Sunday, October 3, 2010

Let's file this one under: Rantacular

The funk persists.

And I'm not afraid to let it out in the form of a rant. A overly personal, probably awkward, rant. Ahem.

Why do people refuse to hold hands during the "Our Father" during church? Nothing makes me quite as sad. Furthermore, nothing is quite as awful as me fishing for your outstretched hand in the middle of a prayer. But perhaps the worst of all is when you open your eyes to glare at me and clench your palm into a fist. Later, when you smile widely and extend your hand in peace, I get scared you are going to rip off my arm. This is one of those things that makes me question all of Northeastern America.

Why aren't leggings considered 'Holy Attire'? I resent being told how to dress. I have resented it since I first acquired the ability to put on clothes. Sometime I wear heels in the rain, just to be contrary. But I always use my best judgment for a situation.

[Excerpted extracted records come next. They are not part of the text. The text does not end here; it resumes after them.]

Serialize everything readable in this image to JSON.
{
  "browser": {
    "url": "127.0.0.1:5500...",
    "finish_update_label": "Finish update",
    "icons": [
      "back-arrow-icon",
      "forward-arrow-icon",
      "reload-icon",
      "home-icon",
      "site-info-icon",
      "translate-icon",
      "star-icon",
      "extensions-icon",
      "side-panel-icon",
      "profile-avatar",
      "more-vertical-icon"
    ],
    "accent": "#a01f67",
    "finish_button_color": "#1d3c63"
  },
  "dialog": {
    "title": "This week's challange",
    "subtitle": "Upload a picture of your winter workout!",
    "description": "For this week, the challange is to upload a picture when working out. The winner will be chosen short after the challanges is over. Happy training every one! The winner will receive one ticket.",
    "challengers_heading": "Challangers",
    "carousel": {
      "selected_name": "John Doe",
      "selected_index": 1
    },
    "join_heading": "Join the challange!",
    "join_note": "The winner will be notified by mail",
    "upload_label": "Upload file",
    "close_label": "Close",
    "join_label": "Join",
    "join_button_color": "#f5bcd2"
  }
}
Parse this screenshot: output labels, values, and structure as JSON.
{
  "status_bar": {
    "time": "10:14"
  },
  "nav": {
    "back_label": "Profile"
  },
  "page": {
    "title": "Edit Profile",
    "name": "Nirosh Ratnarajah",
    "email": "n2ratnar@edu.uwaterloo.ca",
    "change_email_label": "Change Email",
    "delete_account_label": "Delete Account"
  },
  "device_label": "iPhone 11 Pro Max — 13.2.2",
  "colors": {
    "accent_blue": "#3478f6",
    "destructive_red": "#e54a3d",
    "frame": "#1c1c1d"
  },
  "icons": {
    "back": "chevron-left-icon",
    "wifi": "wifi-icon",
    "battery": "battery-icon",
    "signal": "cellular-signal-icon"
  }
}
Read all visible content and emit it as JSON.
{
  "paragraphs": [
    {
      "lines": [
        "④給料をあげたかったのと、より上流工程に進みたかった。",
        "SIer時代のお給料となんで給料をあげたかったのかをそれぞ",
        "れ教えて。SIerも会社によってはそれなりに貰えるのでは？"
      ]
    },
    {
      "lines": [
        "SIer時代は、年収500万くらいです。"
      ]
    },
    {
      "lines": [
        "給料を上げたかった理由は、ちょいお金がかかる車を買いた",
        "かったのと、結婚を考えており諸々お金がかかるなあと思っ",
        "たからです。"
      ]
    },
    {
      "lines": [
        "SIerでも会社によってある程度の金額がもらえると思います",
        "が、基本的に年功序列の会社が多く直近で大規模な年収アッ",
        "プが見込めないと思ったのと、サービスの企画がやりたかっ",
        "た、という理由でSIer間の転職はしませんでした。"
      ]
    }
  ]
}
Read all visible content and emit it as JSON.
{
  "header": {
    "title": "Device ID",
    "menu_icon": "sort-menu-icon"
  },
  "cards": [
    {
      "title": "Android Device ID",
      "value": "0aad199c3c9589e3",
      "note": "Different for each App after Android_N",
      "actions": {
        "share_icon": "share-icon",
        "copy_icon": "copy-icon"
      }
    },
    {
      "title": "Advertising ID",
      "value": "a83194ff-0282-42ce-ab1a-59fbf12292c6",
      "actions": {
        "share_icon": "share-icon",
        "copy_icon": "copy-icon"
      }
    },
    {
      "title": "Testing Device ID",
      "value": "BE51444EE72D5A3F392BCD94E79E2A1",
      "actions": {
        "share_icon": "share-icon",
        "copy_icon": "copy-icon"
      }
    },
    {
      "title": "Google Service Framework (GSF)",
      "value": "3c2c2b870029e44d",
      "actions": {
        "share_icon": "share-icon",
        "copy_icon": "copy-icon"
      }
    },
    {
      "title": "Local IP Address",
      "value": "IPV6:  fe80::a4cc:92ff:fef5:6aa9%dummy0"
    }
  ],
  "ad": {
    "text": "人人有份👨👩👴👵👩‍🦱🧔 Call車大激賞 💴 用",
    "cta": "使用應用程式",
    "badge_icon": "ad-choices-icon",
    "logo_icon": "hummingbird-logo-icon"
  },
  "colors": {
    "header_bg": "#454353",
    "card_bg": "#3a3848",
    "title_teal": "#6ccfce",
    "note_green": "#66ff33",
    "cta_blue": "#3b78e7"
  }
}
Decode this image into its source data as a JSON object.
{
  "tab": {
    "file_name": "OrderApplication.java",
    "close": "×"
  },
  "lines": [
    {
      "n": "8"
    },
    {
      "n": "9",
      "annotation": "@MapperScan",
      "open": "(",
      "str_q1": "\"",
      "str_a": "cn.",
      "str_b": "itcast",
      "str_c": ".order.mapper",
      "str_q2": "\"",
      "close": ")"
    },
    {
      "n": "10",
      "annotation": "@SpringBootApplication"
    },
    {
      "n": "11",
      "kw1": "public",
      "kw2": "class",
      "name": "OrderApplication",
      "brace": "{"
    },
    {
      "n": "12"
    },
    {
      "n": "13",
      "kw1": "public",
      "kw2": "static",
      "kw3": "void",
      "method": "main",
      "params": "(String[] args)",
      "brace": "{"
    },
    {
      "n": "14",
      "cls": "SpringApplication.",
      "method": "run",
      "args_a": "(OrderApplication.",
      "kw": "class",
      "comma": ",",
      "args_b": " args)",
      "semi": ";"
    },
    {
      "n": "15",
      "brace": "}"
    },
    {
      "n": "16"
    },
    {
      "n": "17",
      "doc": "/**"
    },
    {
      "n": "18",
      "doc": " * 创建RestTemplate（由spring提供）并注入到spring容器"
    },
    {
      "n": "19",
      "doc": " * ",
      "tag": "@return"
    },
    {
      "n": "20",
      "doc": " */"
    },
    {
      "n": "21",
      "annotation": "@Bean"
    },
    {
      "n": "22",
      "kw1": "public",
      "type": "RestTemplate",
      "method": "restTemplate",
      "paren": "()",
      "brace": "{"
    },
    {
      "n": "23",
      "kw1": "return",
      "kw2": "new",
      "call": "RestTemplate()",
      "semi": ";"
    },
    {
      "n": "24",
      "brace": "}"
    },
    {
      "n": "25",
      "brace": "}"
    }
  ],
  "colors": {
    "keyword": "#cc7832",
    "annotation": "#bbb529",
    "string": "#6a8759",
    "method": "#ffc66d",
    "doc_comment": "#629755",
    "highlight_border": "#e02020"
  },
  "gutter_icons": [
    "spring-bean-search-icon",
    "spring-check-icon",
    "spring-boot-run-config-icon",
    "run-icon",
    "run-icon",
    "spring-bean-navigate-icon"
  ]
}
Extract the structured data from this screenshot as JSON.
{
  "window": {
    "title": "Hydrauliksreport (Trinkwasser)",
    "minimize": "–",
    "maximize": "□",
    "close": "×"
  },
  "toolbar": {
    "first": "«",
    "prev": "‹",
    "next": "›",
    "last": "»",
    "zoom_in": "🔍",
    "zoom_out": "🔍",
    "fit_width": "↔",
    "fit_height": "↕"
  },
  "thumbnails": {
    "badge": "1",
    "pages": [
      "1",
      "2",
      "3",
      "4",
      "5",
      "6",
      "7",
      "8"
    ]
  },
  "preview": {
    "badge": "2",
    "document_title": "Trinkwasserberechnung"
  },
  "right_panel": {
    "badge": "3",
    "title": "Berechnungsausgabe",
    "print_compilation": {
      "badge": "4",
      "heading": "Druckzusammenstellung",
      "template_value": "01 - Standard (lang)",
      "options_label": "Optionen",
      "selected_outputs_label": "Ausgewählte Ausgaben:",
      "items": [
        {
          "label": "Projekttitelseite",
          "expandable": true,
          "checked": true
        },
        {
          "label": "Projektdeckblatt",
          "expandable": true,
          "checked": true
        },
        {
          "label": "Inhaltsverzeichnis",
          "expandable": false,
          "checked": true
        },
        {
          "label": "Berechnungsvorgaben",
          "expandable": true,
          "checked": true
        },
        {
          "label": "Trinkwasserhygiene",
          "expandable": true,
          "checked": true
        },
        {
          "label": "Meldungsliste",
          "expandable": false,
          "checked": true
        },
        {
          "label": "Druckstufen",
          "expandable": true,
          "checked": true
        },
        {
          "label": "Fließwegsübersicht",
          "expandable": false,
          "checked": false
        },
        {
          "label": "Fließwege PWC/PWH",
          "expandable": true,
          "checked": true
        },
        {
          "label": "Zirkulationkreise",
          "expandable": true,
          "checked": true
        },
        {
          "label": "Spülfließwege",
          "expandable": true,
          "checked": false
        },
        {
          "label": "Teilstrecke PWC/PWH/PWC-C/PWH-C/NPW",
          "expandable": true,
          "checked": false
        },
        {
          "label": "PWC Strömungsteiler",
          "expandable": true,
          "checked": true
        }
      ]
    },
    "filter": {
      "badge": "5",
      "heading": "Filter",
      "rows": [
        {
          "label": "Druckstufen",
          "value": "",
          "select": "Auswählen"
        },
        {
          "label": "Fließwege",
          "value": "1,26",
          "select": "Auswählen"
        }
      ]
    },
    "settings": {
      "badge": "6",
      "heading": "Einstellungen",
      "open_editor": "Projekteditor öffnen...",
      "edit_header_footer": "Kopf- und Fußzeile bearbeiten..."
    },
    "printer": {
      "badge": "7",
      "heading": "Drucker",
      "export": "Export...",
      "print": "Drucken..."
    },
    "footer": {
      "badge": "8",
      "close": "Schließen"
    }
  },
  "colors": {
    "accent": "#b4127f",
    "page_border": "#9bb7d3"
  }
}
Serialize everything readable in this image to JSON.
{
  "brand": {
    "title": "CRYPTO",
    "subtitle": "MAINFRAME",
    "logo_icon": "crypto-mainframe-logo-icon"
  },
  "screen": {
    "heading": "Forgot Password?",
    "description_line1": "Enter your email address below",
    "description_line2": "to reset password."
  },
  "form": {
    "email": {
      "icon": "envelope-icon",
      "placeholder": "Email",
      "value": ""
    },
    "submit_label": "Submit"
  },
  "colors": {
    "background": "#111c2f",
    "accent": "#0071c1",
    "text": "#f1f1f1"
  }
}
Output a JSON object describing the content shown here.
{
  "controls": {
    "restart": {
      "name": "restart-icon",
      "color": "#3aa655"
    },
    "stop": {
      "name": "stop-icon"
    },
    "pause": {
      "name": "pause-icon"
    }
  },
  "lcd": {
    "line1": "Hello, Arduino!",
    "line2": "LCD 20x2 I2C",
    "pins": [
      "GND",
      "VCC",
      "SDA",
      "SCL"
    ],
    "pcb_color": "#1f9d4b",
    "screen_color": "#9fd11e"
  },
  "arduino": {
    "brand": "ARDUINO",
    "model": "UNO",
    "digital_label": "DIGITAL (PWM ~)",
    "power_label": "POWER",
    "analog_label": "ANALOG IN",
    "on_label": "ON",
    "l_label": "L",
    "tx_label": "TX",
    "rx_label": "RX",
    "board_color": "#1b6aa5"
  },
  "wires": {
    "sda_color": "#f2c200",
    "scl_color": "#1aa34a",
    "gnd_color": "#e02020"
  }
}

Telling me what to do only challenges me to do the opposite lately.
(That sideways L apparently means not)

... Actually, that's about all the ranting. Loyal Jen and Nicole readers should know that I intend to hijack this blog in an effort to practice my writing. Since I've hit an imaginary wall in my internship, I have renewed vigor to practice and more angst than a Fall Out Boy concert.